Australia needs to re-examine legislation frameworks to enshrine the duty of care to provide safe environments, at work, at play and in the community. Response capacity of Australia’s health and emergency sectors has failed previous heatwaves as victims wait 8 hours for an ambulance. Meanwhile, the health workforce still receives no heat management training. 

We have been warned. Heat Emergencies are barrelling towards us and Australia can no longer pretend this is not happening. It is quite simple, we either prepare or die.”

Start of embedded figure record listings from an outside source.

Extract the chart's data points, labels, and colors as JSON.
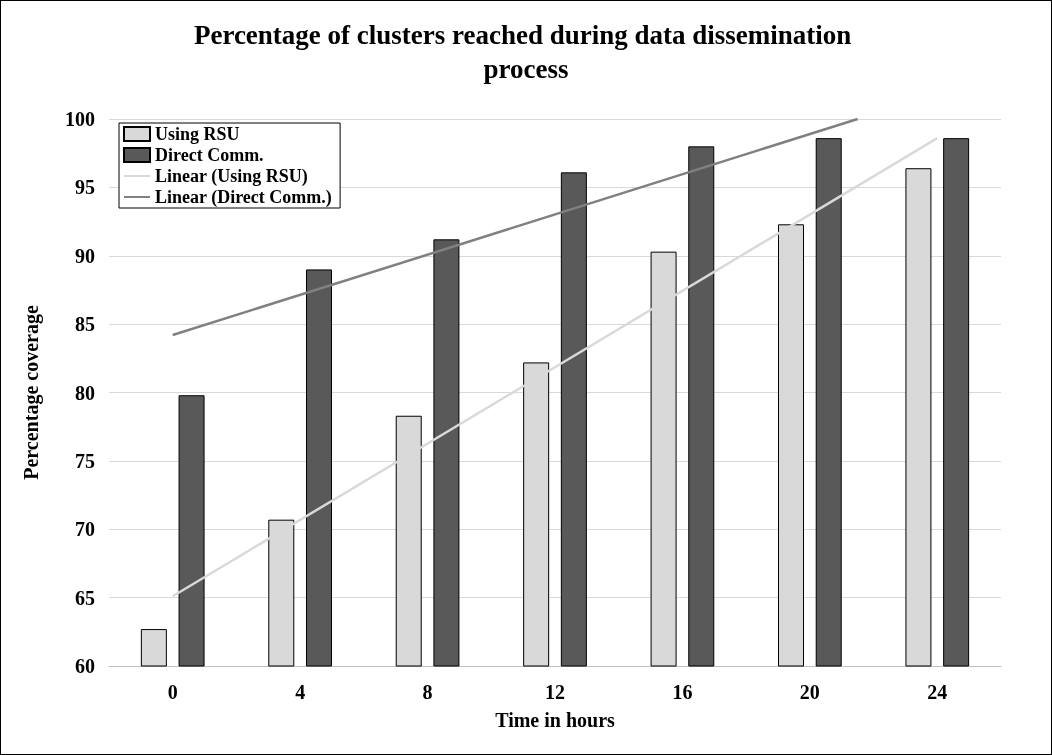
{
  "chart_data": {
    "type": "bar",
    "title": "Percentage of clusters reached during data dissemination process",
    "xlabel": "Time in hours",
    "ylabel": "Percentage coverage",
    "x": [
      0,
      4,
      8,
      12,
      16,
      20,
      24
    ],
    "series": [
      {
        "name": "Using RSU",
        "color": "#d9d9d9",
        "values": [
          62.7,
          70.7,
          78.3,
          82.2,
          90.3,
          92.3,
          96.4
        ]
      },
      {
        "name": "Direct Comm.",
        "color": "#595959",
        "values": [
          79.8,
          89.0,
          91.2,
          96.1,
          98.0,
          98.6,
          98.6
        ]
      },
      {
        "name": "Linear (Using RSU)",
        "type": "line",
        "color": "#d9d9d9",
        "x": [
          0,
          24
        ],
        "values": [
          65.1,
          98.6
        ]
      },
      {
        "name": "Linear (Direct Comm.)",
        "type": "line",
        "color": "#808080",
        "x": [
          0,
          21.5
        ],
        "values": [
          84.2,
          100
        ]
      }
    ],
    "xlim": [
      -2,
      26
    ],
    "xticks": [
      0,
      4,
      8,
      12,
      16,
      20,
      24
    ],
    "ylim": [
      60,
      100
    ],
    "yticks": [
      60,
      65,
      70,
      75,
      80,
      85,
      90,
      95,
      100
    ],
    "grid": "y",
    "legend": "top left",
    "marker": "none"
  }
}
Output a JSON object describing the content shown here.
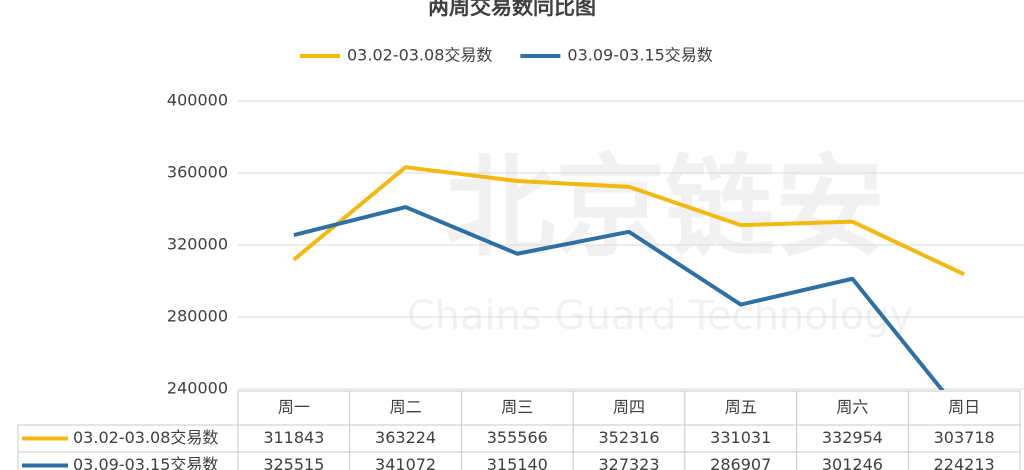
{
  "chart_data": {
    "type": "line",
    "title": "两周交易数同比图",
    "watermark": [
      "北京链安",
      "Chains Guard Technology"
    ],
    "categories": [
      "周一",
      "周二",
      "周三",
      "周四",
      "周五",
      "周六",
      "周日"
    ],
    "series": [
      {
        "name": "03.02-03.08交易数",
        "color": "#f2b90f",
        "values": [
          311843,
          363224,
          355566,
          352316,
          331031,
          332954,
          303718
        ]
      },
      {
        "name": "03.09-03.15交易数",
        "color": "#2e6fa4",
        "values": [
          325515,
          341072,
          315140,
          327323,
          286907,
          301246,
          224213
        ]
      }
    ],
    "ylim": [
      240000,
      400000
    ],
    "yticks": [
      240000,
      280000,
      320000,
      360000,
      400000
    ],
    "grid": true,
    "legend": "top",
    "data_table": true
  }
}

Ian Lowe is Emeritus professor of science, technology and society at Griffith University, Qld and former President of the Australian Conservation Foundation.

“This sophisticated new study uses a variety of methods to reconstruct the global temperature record for the last 2000 years.

It confirms “the extraordinary rate” of recent increases in global temperature and confirms that it is virtually certain that this warming is being caused by human activity. The study also shows that the models being used produce reasonable estimates of temperature increase, “further justifying the use of such models as a basis for regional-to-global scale simulations” of the future impacts of putting more greenhouse gases into the air. 

This surely means that it is now indefensible to behave as if slowing climate change is a luxury, an optional extra if it doesn’t slow economic growth.

More than 700 local authorities and several countries have accepted that we have “a climate emergency” that demands urgent and concerted action. So opening new coal provinces like the Galilee Basin, or expanding exports of other fossil fuels such as LNG, are acts of criminal irresponsibility.

As well as curbing exports of fossil fuels and cleaning up electricity supply by investing in renewables, we desperately need a coordinated approach to our release of greenhouse gases, with particular attention to transport, agriculture and manufacturing.”